UPDATE: Wachovia Merger, No Gov’t Assistance Needed
by Tim Manni
According to MarketWatch, Citigroup plans on filing a suit in opposition to Wachovia’s newly announced merger with Wells Fargo:
“Wells Fargo’s conduct constitutes tortious interference with the Exclusivity Agreement,” Citi said in a statement. Citigroup demanded that Wachovia and Wells Fargo abandon a $15 billion stock swap deal that was announced earlier in the day. Citi said it “has substantial legal rights regarding Wachovia and this transaction.”
It took four days for Wachovia to find a better deal than the one proposed Monday by Citigroup. Wachovia has announced it will be merged into Wells Fargo for $15.1 billion.

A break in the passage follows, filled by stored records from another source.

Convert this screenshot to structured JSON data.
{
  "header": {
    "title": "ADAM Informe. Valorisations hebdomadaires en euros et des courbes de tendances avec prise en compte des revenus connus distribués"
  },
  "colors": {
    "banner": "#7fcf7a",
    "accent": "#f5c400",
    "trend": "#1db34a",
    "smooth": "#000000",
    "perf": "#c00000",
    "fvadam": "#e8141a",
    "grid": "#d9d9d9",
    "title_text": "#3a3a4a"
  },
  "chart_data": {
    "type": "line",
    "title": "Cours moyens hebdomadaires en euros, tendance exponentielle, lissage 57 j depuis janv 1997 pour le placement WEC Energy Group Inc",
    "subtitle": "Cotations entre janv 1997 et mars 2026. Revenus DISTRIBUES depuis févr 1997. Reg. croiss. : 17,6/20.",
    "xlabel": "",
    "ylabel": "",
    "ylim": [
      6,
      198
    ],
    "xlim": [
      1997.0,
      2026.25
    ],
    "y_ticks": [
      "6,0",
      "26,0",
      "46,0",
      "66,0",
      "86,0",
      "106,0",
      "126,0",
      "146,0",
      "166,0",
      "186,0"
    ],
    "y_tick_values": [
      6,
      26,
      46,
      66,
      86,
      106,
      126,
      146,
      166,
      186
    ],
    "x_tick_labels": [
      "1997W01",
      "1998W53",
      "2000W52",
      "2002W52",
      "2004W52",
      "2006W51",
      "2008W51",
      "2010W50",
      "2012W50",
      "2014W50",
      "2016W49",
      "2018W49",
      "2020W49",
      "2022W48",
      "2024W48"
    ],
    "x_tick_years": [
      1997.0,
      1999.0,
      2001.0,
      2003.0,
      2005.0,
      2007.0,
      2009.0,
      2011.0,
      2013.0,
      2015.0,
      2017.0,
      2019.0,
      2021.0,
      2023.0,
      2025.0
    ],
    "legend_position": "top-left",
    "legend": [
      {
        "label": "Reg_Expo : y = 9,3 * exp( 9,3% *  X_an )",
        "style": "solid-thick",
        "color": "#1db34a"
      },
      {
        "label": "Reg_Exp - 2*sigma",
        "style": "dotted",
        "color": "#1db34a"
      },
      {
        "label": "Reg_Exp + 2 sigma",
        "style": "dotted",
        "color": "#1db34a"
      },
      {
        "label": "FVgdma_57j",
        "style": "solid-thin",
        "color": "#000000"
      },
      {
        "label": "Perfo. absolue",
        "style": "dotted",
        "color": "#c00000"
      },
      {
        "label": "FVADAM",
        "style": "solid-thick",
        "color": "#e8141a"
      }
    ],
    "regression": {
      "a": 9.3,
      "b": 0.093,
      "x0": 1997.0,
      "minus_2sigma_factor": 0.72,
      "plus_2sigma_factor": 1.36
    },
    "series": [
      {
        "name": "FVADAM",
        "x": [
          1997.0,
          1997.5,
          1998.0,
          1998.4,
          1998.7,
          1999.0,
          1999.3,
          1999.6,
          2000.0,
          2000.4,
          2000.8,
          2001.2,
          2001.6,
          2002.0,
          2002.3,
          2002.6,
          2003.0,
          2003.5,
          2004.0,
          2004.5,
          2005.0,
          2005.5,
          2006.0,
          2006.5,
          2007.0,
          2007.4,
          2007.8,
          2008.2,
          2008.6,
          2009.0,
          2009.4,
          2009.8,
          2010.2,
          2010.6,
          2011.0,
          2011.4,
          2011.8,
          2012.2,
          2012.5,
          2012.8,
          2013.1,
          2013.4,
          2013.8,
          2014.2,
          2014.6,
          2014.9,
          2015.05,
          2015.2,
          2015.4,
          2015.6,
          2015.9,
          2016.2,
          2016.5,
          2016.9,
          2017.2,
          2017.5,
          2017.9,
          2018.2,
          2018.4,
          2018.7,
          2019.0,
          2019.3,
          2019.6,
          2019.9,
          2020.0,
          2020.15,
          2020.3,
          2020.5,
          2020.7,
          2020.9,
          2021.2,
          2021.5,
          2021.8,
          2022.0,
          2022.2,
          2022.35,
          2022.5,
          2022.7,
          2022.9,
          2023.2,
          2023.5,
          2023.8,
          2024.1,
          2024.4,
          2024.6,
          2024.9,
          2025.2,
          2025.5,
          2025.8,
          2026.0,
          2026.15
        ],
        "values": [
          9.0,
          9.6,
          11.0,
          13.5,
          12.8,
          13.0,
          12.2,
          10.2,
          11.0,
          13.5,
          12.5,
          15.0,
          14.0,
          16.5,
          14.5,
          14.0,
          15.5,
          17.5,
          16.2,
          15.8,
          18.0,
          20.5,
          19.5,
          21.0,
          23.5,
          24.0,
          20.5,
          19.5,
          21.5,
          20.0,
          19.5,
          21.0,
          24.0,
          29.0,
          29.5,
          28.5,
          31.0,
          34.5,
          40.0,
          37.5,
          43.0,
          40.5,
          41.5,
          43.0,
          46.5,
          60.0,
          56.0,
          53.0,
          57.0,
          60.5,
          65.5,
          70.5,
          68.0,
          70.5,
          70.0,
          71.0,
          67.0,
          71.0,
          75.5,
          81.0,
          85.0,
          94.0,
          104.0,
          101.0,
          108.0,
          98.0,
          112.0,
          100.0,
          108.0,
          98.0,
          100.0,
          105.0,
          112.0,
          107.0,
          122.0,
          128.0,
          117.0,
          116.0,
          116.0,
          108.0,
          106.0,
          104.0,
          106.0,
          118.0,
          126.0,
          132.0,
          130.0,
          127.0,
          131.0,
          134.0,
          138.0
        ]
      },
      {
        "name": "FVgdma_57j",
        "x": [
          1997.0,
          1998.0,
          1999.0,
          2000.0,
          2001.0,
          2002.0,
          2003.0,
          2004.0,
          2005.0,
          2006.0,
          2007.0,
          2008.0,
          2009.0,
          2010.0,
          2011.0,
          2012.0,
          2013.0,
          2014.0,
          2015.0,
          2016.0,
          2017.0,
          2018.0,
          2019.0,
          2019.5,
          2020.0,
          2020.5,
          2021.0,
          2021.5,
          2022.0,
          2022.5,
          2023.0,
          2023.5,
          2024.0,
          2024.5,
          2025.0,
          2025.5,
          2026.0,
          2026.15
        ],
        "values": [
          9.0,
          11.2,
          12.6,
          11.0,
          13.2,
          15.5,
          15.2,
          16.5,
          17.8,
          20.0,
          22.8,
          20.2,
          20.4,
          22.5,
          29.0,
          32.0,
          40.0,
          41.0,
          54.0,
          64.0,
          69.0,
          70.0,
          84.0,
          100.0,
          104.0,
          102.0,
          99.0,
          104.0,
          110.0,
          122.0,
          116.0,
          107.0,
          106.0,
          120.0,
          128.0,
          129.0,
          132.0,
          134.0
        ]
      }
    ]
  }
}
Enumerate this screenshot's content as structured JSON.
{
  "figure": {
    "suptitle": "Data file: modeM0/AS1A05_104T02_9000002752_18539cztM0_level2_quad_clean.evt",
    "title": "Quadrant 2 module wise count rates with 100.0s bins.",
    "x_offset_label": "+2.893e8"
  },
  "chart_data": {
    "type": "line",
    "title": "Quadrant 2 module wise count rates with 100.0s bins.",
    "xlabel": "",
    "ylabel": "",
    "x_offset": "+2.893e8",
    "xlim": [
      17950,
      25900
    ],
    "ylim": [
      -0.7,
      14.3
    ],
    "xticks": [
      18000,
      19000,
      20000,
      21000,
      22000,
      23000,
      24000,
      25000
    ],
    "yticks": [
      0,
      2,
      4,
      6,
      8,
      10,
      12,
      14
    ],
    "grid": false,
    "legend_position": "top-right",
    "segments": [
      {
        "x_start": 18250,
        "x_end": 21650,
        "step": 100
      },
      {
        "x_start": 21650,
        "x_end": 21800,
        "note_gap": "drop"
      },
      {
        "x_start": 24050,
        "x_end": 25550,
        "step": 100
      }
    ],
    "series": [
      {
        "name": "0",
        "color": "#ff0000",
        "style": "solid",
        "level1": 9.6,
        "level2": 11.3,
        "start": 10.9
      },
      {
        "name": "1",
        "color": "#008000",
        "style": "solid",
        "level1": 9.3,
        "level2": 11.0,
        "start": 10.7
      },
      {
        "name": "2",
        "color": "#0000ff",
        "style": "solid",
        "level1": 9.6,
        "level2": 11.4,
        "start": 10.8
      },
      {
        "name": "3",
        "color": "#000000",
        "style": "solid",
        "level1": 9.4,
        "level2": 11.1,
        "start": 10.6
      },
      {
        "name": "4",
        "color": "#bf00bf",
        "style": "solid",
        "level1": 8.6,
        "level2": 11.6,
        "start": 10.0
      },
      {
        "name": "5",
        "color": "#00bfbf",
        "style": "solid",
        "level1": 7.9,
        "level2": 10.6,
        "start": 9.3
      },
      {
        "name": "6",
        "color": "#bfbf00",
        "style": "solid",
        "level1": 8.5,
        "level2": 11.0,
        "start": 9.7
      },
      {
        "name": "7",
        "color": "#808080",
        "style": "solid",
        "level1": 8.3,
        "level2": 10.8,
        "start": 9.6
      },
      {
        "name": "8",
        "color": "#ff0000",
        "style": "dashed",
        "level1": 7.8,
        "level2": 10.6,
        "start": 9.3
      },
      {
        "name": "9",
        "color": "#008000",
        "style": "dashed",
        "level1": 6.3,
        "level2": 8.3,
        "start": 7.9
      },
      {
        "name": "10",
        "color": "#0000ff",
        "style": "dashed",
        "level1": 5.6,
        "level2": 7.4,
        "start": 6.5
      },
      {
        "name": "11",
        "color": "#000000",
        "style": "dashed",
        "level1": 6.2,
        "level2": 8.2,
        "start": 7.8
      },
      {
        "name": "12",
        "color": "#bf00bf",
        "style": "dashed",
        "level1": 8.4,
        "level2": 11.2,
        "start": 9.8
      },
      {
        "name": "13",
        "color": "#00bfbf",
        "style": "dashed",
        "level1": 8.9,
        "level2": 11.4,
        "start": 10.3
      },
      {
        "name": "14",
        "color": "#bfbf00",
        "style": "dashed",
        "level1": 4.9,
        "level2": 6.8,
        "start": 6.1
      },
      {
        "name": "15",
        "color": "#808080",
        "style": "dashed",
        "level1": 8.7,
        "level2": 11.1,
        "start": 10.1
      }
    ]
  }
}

The good news here is that this deal will require no government assistance as would the deal if Citi had acquired Wachovia. This is an encouraging sign that faltering financial institutions can be properly dealt with without the government’s use of taxpayer money:
Wells Fargo & Company (NYSE:WFC) and Wachovia Corporation (NYSE:WB) said today they have signed a definitive agreement for the merger of the two companies including all of Wachovia’s banking operations in a whole company transaction requiring no financial assistance from the Federal Deposit Insurance Corporation (FDIC) or any other government agency.
Under the agreement, Wells Fargo will acquire all outstanding shares of common stock of Wachovia in a stock-for-stock transaction. In the transaction, Wells Fargo will acquire all of Wachovia Corporation and all its businesses and obligations, including its preferred equity and indebtedness, and all its banking deposits.
We can probably expect to see more mergers ahead, even if they’re not on this scale.